Like I said. Very good coach. But hard to call him great with the advantages he has, and the fact his results improved dramatically in correlation with NCAA restrictions on scholarships and OV being implemented, providing Corbin and Vandy with a, "get out of jail free card" they never have to return to the deck.We all talk about Georgia and Florida. I agree on Corbin though. Vandy was a nobody before he got there.
As I have posted before, if you look at Corbin's track record before the NCAA started changing the scholarship rules, it wasn't spectacular. Decent, but not great. Then the NCAA started changing things...largely in response to Title IX compliance issues. That just happens to be around the time Corbin started to do better in baseball.

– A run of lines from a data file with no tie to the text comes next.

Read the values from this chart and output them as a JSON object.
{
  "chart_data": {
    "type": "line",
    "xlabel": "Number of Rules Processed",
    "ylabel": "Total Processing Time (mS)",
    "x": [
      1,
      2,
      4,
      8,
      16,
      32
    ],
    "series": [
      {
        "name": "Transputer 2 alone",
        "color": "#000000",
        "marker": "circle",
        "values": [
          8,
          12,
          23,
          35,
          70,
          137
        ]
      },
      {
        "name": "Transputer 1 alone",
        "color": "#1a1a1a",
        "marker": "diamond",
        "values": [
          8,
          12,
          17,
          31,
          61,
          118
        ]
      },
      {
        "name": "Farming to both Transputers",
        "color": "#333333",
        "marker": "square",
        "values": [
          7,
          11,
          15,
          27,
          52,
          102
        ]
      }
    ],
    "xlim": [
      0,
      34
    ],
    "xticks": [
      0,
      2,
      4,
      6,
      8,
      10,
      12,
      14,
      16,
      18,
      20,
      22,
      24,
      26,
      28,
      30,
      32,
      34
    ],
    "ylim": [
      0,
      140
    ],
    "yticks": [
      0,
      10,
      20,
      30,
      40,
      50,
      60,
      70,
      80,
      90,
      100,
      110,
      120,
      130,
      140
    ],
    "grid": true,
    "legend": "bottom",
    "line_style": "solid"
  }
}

Then, when Vandy rolled out Opportunity Vanderbilt, eliminating all loans in favor of grants, and also not even considering a family's assets or ability to secure loans, etc., the baseball program has taken off. Consider this:
In the 6 years Corbin was HC at Vandy prior to the implementation of OV, he had never taken them to a CWS, and had made just one Super Regional (a year they came in 4th in the East). Vandy had one great year, 2007 where they came in first in the East, but did not make it out of the regional. In that time they finished (in the East) 1st once, 2nd once, 3rd once and 4th three times.

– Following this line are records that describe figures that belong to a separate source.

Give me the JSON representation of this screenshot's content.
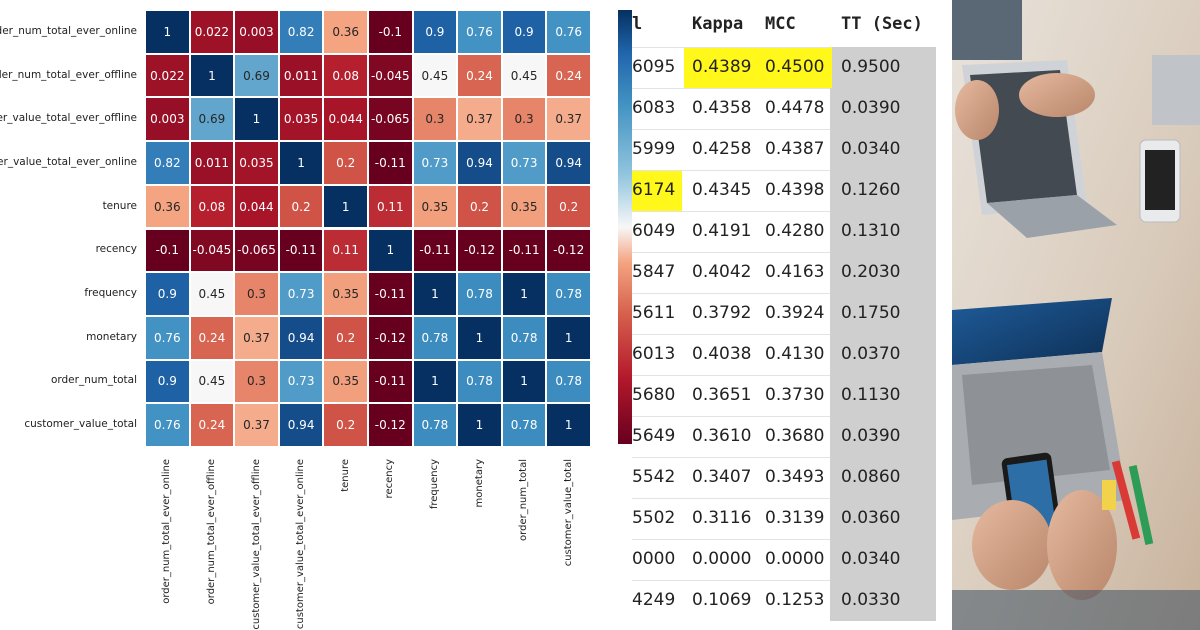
{
  "chart_data": {
    "type": "heatmap",
    "rows": [
      "order_num_total_ever_online",
      "order_num_total_ever_offline",
      "customer_value_total_ever_offline",
      "customer_value_total_ever_online",
      "tenure",
      "recency",
      "frequency",
      "monetary",
      "order_num_total",
      "customer_value_total"
    ],
    "columns": [
      "order_num_total_ever_online",
      "order_num_total_ever_offline",
      "customer_value_total_ever_offline",
      "customer_value_total_ever_online",
      "tenure",
      "recency",
      "frequency",
      "monetary",
      "order_num_total",
      "customer_value_total"
    ],
    "values": [
      [
        1,
        0.022,
        0.003,
        0.82,
        0.36,
        -0.1,
        0.9,
        0.76,
        0.9,
        0.76
      ],
      [
        0.022,
        1,
        0.69,
        0.011,
        0.08,
        -0.045,
        0.45,
        0.24,
        0.45,
        0.24
      ],
      [
        0.003,
        0.69,
        1,
        0.035,
        0.044,
        -0.065,
        0.3,
        0.37,
        0.3,
        0.37
      ],
      [
        0.82,
        0.011,
        0.035,
        1,
        0.2,
        -0.11,
        0.73,
        0.94,
        0.73,
        0.94
      ],
      [
        0.36,
        0.08,
        0.044,
        0.2,
        1,
        0.11,
        0.35,
        0.2,
        0.35,
        0.2
      ],
      [
        -0.1,
        -0.045,
        -0.065,
        -0.11,
        0.11,
        1,
        -0.11,
        -0.12,
        -0.11,
        -0.12
      ],
      [
        0.9,
        0.45,
        0.3,
        0.73,
        0.35,
        -0.11,
        1,
        0.78,
        1,
        0.78
      ],
      [
        0.76,
        0.24,
        0.37,
        0.94,
        0.2,
        -0.12,
        0.78,
        1,
        0.78,
        1
      ],
      [
        0.9,
        0.45,
        0.3,
        0.73,
        0.35,
        -0.11,
        1,
        0.78,
        1,
        0.78
      ],
      [
        0.76,
        0.24,
        0.37,
        0.94,
        0.2,
        -0.12,
        0.78,
        1,
        0.78,
        1
      ]
    ],
    "value_labels": [
      [
        "1",
        "0.022",
        "0.003",
        "0.82",
        "0.36",
        "-0.1",
        "0.9",
        "0.76",
        "0.9",
        "0.76"
      ],
      [
        "0.022",
        "1",
        "0.69",
        "0.011",
        "0.08",
        "-0.045",
        "0.45",
        "0.24",
        "0.45",
        "0.24"
      ],
      [
        "0.003",
        "0.69",
        "1",
        "0.035",
        "0.044",
        "-0.065",
        "0.3",
        "0.37",
        "0.3",
        "0.37"
      ],
      [
        "0.82",
        "0.011",
        "0.035",
        "1",
        "0.2",
        "-0.11",
        "0.73",
        "0.94",
        "0.73",
        "0.94"
      ],
      [
        "0.36",
        "0.08",
        "0.044",
        "0.2",
        "1",
        "0.11",
        "0.35",
        "0.2",
        "0.35",
        "0.2"
      ],
      [
        "-0.1",
        "-0.045",
        "-0.065",
        "-0.11",
        "0.11",
        "1",
        "-0.11",
        "-0.12",
        "-0.11",
        "-0.12"
      ],
      [
        "0.9",
        "0.45",
        "0.3",
        "0.73",
        "0.35",
        "-0.11",
        "1",
        "0.78",
        "1",
        "0.78"
      ],
      [
        "0.76",
        "0.24",
        "0.37",
        "0.94",
        "0.2",
        "-0.12",
        "0.78",
        "1",
        "0.78",
        "1"
      ],
      [
        "0.9",
        "0.45",
        "0.3",
        "0.73",
        "0.35",
        "-0.11",
        "1",
        "0.78",
        "1",
        "0.78"
      ],
      [
        "0.76",
        "0.24",
        "0.37",
        "0.94",
        "0.2",
        "-0.12",
        "0.78",
        "1",
        "0.78",
        "1"
      ]
    ],
    "colormap": "RdBu",
    "vmin": -0.1,
    "vmax": 1,
    "colorbar": true
  },
  "table": {
    "headers": [
      "l",
      "Kappa",
      "MCC",
      "TT (Sec)"
    ],
    "rows": [
      [
        "6095",
        "0.4389",
        "0.4500",
        "0.9500"
      ],
      [
        "6083",
        "0.4358",
        "0.4478",
        "0.0390"
      ],
      [
        "5999",
        "0.4258",
        "0.4387",
        "0.0340"
      ],
      [
        "6174",
        "0.4345",
        "0.4398",
        "0.1260"
      ],
      [
        "6049",
        "0.4191",
        "0.4280",
        "0.1310"
      ],
      [
        "5847",
        "0.4042",
        "0.4163",
        "0.2030"
      ],
      [
        "5611",
        "0.3792",
        "0.3924",
        "0.1750"
      ],
      [
        "6013",
        "0.4038",
        "0.4130",
        "0.0370"
      ],
      [
        "5680",
        "0.3651",
        "0.3730",
        "0.1130"
      ],
      [
        "5649",
        "0.3610",
        "0.3680",
        "0.0390"
      ],
      [
        "5542",
        "0.3407",
        "0.3493",
        "0.0860"
      ],
      [
        "5502",
        "0.3116",
        "0.3139",
        "0.0360"
      ],
      [
        "0000",
        "0.0000",
        "0.0000",
        "0.0340"
      ],
      [
        "4249",
        "0.1069",
        "0.1253",
        "0.0330"
      ]
    ],
    "highlighted_cells": [
      [
        0,
        1
      ],
      [
        0,
        2
      ],
      [
        3,
        0
      ]
    ],
    "highlight_color": "#fff81a",
    "tt_column_color": "#cfcfcf"
  },
  "photo": {
    "description_icon": "laptops-phone-desk-photo"
  }
}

3 years after OV was implemented, Vandy finished 1st and went to the CWS for the first of 3 times in 5 years, winning the CWS once and runner-up once.
So, yes, I think Corbin is a little overrated. A very good coach, but overrated. I believe this because his Vandy teams, prior to OV, were a middle-of-the-pack SEC program.
As far as your hyperbole about, "he should be fired for not dominating on a Saban scale" goes, baseball is a very different sport. For most position players, there are a ton of outstanding players available. The talent gap is not near what it is for football. But elite pitching is a difference-maker. Vandy isn't the only school that get's elite pitching, but they do seem to get way more than their fair share. They are in a position to pretty much cover the entire cost to attend for the ones they really want. They can have such incredible depth that "missing" on one or two doesn't doom their season.
Elite pitchers typically demand and get full scholarships, so getting just one puts public schools in a rough spot, since that one scholarship might have been used to get 4 other recruits who would accept 25%, or 5 that would have settled for 20%, etc.
If Vandy uses OV to get just 2 more elite pitchers, that's a massive advantage in baseball. They can do it for as many as they want.
As far as grades go, athletes get considered on a scale. Also, private institutions are not bound by the same rules as public schools when ti comes to admissions.